A report published in February in the journal Nature Reviews Endocrinology suggested that if we can promote better circadian synchronization later in life, it could “effectively slow the aging process” because our bodies will function themselves more efficiently.
Is it actually possible to improve the accuracy of our various biological clocks? Research is beginning to suggest intriguing answers. The Northwestern University researchers pointed out that different circadian clocks rely on different external cues to set themselves each day.
For example, the brain’s clock depends on sunlight, while peripheral organs – such as our liver – calibrate themselves during meals, said Dr Yitong Huang, who led the study.
Eating at the wrong times – such as partying at midnight – can be particularly damaging, she warned: ‘Giving conflicting signals to your internal clocks through late-night eating – eating when your brain is about to rest – can confuse them and cause misalignment between the internal clocks. .’
In contrast, she said, eating breakfast first can effectively tell our metabolism to properly set our clocks at the start of the waking day.
Food intake is a time-setter, says Dr. Kristin Eckel Mahan, associate professor at the University of Texas Center for Metabolic and Degenerative Diseases and lead author of the Nature Reviews report.
She points to laboratory studies that have shown that the timing of food intake drives the synchronicity of the circadian clock.
Other research shows that food can significantly help keep our internal clocks synchronized, but only if we eat almost a third less than the recommended amount – reducing our intake from an overall average of 2,000 calories per day for women and 2,500 for men to 1,400. and 1,750 calories respectively.
Studies in fruit flies have shown that reducing their food intake to 70 percent of their normal needs could extend their lifespan by as much as 40 percent (the equivalent, in humans, of living to 120 years).
Dr. Eckel Mahan says this effect is due to the fact that calorie restriction improves our internal clock synchronization. It helps do this by optimizing the activity of body clocks that reduce harmful inflammation and protect brain cells from damage.
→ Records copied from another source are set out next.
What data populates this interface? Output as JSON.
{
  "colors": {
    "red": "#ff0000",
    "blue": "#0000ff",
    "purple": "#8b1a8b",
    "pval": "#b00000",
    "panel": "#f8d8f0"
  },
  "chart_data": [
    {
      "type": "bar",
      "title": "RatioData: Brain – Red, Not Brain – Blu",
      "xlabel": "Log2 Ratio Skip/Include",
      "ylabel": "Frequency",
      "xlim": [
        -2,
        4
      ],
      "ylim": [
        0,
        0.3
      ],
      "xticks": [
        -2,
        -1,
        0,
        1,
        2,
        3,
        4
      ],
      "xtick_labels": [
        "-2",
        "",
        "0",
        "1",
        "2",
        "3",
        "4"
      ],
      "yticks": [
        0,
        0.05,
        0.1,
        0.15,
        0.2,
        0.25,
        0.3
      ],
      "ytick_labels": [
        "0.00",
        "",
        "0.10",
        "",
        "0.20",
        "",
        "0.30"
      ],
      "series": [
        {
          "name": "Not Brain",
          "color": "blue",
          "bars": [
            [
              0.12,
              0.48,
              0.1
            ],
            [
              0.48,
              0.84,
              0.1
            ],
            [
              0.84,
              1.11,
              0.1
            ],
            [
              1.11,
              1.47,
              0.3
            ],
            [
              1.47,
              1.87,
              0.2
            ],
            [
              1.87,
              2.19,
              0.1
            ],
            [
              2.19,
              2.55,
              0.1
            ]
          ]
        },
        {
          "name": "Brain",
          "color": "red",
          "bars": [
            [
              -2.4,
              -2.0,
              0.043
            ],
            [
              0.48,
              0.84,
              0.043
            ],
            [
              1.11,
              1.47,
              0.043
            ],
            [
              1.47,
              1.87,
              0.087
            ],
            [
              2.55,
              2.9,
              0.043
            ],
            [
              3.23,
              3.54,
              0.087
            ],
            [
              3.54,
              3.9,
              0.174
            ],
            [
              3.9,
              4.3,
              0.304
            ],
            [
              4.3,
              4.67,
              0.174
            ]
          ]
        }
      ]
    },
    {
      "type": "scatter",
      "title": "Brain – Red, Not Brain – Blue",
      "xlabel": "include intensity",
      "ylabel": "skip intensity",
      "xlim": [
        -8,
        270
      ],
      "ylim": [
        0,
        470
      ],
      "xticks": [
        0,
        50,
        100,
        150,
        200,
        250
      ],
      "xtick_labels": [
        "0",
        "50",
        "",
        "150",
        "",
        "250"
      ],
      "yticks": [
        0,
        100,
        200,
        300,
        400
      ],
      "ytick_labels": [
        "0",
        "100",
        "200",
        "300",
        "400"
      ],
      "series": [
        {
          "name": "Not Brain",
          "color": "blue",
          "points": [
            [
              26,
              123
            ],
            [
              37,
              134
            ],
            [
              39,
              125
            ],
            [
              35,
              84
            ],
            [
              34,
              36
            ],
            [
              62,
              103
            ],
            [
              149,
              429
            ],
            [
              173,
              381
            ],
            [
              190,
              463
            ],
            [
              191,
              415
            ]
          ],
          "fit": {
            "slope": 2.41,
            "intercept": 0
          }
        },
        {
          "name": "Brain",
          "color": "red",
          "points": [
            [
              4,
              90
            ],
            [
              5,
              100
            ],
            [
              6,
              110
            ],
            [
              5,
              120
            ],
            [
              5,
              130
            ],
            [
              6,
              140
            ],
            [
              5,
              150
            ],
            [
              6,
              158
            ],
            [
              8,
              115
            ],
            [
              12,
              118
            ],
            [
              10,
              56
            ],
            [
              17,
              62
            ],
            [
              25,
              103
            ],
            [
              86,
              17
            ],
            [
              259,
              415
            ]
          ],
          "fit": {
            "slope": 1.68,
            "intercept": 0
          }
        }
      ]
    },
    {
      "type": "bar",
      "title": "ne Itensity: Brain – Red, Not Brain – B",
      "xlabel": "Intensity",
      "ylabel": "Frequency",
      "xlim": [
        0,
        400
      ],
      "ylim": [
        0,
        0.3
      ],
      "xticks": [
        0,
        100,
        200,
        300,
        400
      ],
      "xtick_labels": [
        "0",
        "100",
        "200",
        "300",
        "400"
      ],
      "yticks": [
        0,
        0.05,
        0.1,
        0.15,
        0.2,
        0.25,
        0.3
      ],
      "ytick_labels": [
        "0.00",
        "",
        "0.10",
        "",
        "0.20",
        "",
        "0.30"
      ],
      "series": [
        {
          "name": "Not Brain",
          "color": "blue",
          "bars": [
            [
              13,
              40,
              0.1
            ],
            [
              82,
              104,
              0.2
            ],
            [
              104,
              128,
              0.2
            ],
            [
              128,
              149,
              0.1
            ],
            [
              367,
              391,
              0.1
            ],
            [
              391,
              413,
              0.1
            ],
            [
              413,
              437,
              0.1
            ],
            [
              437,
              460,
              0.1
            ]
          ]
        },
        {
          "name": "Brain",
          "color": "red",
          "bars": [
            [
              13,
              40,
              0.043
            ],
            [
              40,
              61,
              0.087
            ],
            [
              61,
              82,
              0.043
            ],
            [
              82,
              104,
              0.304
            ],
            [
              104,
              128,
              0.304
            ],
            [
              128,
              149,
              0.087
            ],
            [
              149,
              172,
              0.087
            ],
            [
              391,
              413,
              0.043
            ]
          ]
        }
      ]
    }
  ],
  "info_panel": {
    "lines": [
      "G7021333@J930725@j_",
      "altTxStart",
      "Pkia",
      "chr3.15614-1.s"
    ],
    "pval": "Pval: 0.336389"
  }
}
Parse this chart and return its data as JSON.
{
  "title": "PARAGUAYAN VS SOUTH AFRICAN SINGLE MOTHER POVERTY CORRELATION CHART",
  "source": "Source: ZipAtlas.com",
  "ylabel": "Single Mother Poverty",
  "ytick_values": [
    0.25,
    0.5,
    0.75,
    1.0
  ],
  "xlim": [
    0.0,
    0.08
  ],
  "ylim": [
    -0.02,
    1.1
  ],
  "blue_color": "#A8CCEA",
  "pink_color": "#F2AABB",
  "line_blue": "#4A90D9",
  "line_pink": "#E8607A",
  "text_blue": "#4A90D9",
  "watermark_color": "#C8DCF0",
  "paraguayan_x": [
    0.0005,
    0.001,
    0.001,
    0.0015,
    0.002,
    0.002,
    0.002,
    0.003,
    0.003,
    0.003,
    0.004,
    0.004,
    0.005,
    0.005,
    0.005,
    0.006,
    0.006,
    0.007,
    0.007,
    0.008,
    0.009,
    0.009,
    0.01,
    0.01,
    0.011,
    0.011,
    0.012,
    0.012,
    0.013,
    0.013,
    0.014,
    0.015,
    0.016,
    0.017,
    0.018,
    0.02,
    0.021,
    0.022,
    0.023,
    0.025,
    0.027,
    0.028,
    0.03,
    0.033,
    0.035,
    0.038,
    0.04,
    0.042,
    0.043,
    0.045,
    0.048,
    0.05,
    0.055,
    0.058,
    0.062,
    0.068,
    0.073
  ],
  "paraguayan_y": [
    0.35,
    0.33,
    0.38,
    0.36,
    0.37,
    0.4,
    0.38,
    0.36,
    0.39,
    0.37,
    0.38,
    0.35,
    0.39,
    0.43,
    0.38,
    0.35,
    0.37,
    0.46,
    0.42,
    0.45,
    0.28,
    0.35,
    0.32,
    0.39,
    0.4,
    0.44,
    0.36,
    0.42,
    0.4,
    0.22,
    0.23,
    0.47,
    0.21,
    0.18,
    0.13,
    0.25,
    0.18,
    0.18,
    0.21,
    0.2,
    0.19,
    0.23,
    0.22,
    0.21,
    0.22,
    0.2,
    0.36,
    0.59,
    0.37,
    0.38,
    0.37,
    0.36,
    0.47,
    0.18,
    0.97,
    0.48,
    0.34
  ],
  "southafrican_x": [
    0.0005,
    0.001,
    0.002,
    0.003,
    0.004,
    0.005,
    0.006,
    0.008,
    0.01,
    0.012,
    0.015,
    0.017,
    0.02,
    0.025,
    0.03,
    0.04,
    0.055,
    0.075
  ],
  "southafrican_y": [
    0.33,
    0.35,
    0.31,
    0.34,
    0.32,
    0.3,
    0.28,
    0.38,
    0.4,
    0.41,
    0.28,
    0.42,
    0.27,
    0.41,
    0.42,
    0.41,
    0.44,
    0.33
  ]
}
Another reason, she adds, is that dietary restrictions increase the efficiency of body clocks that detect light – and daylight is one of the most important environmental influences when it comes to setting our daily clock rhythm. This can be especially important as we get older.
The new research from Northwestern University shows that a common problem among the elderly is that their biological clock becomes less sensitive to the daily setting of daylight.
Such findings are in line with the work of Russell Foster, professor of circadian neuroscience at the University of Oxford. Numerous studies show that as we age, the lenses in our eyes become less clear and the number of light-sensitive cells in our retina decreases, making us less responsive to light levels.
Professor Foster’s strongest advice is that we should actively go outside and seek daylight to start our days – and set our internal clocks.
He says: ‘Provide morning light. That will strengthen your circadian drives.”
He cites research from nursing homes where patients were exposed to bright light every morning for years. Not only did it reduce both cognitive decline and depressive symptoms, but it also improved their nighttime sleep and reduced daytime sleepiness.
Nevertheless, he adds, sleeping less well as we get older – because our aging internal clocks are more likely to get out of sync – is a problem that will affect most of us.
“In middle age, there’s no point in harking back to the sleep you had in your 20s and 30s as some kind of ideal,” he says. ‘We have to accept that things change and adapt our habits.’